Highly reversible Zn anode by ion flow regulation and micro-corrosion zone division

Aqueous zinc-ion batteries (AZIBs) have been receiving continuous attention as candidates for the next generation of safe batteries, but the poor reversibility of the Zn anode limits their further development. In recent years, researchers have been obsessed with modifying the surface of the Zn anode and adjusting the solvation structure of Zn ²⁺ to address these challenges. Here, we present a novel strategy to improve the reversibility of the Zn anode by simultaneously regulating the zinc ion flow and dividing micro-corrosion zones on the surface of the Zn anode, thereby manipulating the deposition behavior of Zn ²⁺ and relieving the corrosion of the Zn anode. This approach exploits the keto-enol tautomerism of α-acetyl-γ-butyrolactone (ABL) to develop a specifically designed additive: Zn ²⁺ coordinated α-acetyl-γ-butyrolactone complex (ZnABL).

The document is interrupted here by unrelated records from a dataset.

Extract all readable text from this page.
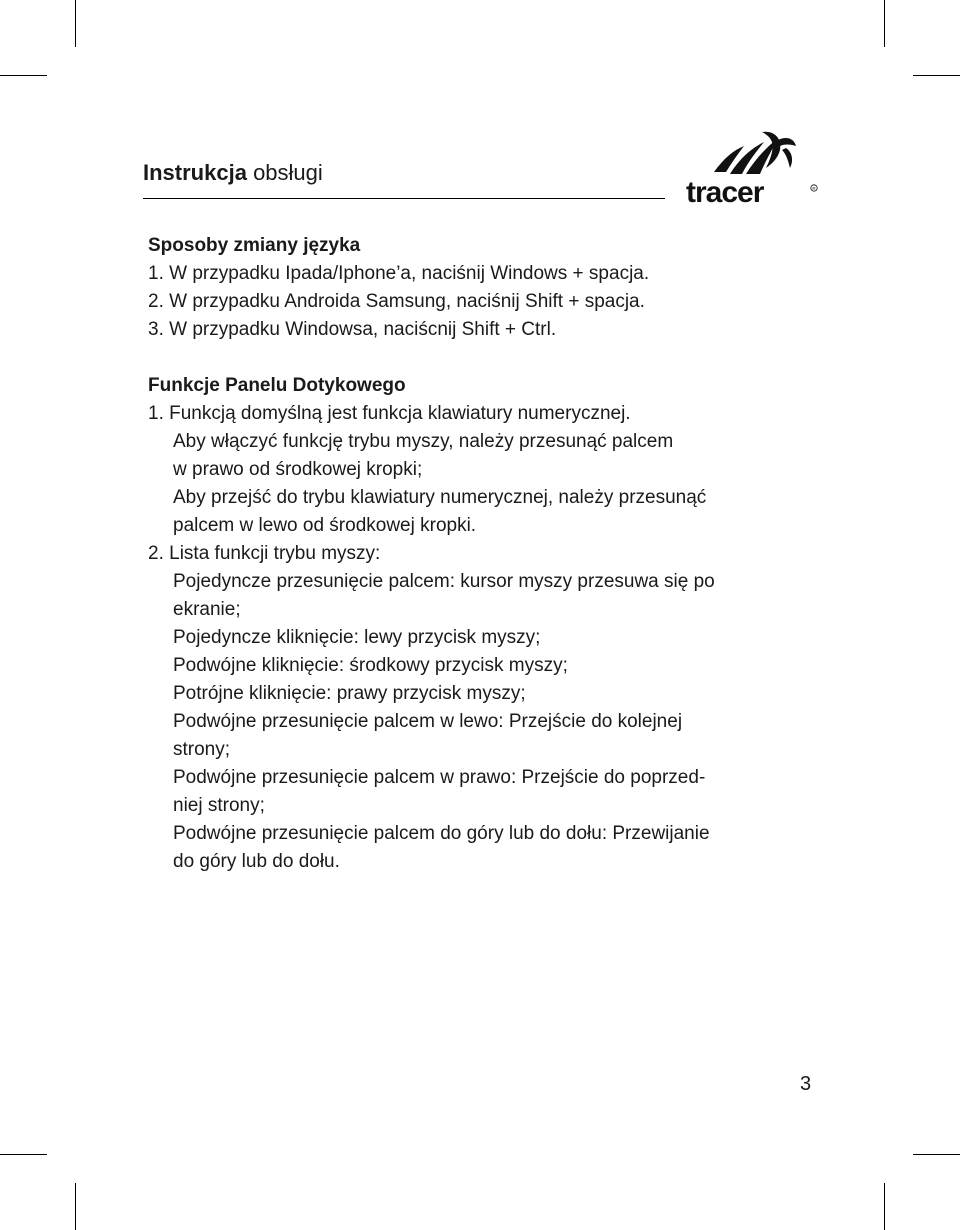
Instrukcja obsługi
tracer	R
Sposoby zmiany języka
1. W przypadku Ipada/Iphone’a, naciśnij Windows + spacja.
2. W przypadku Androida Samsung, naciśnij Shift + spacja.
3. W przypadku Windowsa, naciścnij Shift + Ctrl.
Funkcje Panelu Dotykowego
1. Funkcją domyślną jest funkcja klawiatury numerycznej.
Aby włączyć funkcję trybu myszy, należy przesunąć palcem
w prawo od środkowej kropki;
Aby przejść do trybu klawiatury numerycznej, należy przesunąć
palcem w lewo od środkowej kropki.
2. Lista funkcji trybu myszy:
Pojedyncze przesunięcie palcem: kursor myszy przesuwa się po
ekranie;
Pojedyncze kliknięcie: lewy przycisk myszy;
Podwójne kliknięcie: środkowy przycisk myszy;
Potrójne kliknięcie: prawy przycisk myszy;
Podwójne przesunięcie palcem w lewo: Przejście do kolejnej
strony;
Podwójne przesunięcie palcem w prawo: Przejście do poprzed-
niej strony;
Podwójne przesunięcie palcem do góry lub do dołu: Przewijanie
do góry lub do dołu.
3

With this innovative additive, the Zn anodes showed excellent reversibility: the Zn||Zn symmetric cell achieved a long cycle life of 7780 h (about 11 months) and the Coulombic Efficiency averagely reached a high value of 99.87 %. Furthermore, the Zn||Zn _0.25 V ₂ O ₅ ·H ₂ O near-ampere-hour pouch cell, featuring a high areal capacity of 7.9 mAh cm ^-2 , achieved an energy density of 106.17 Wh L ^-1 and sustained more than 350 cycles. The success of ZnABL in modulating the zinc ion flow and compartmentalizing the micro-corrosion zone provides a novel option for the reversibility improvement of Zn anodes.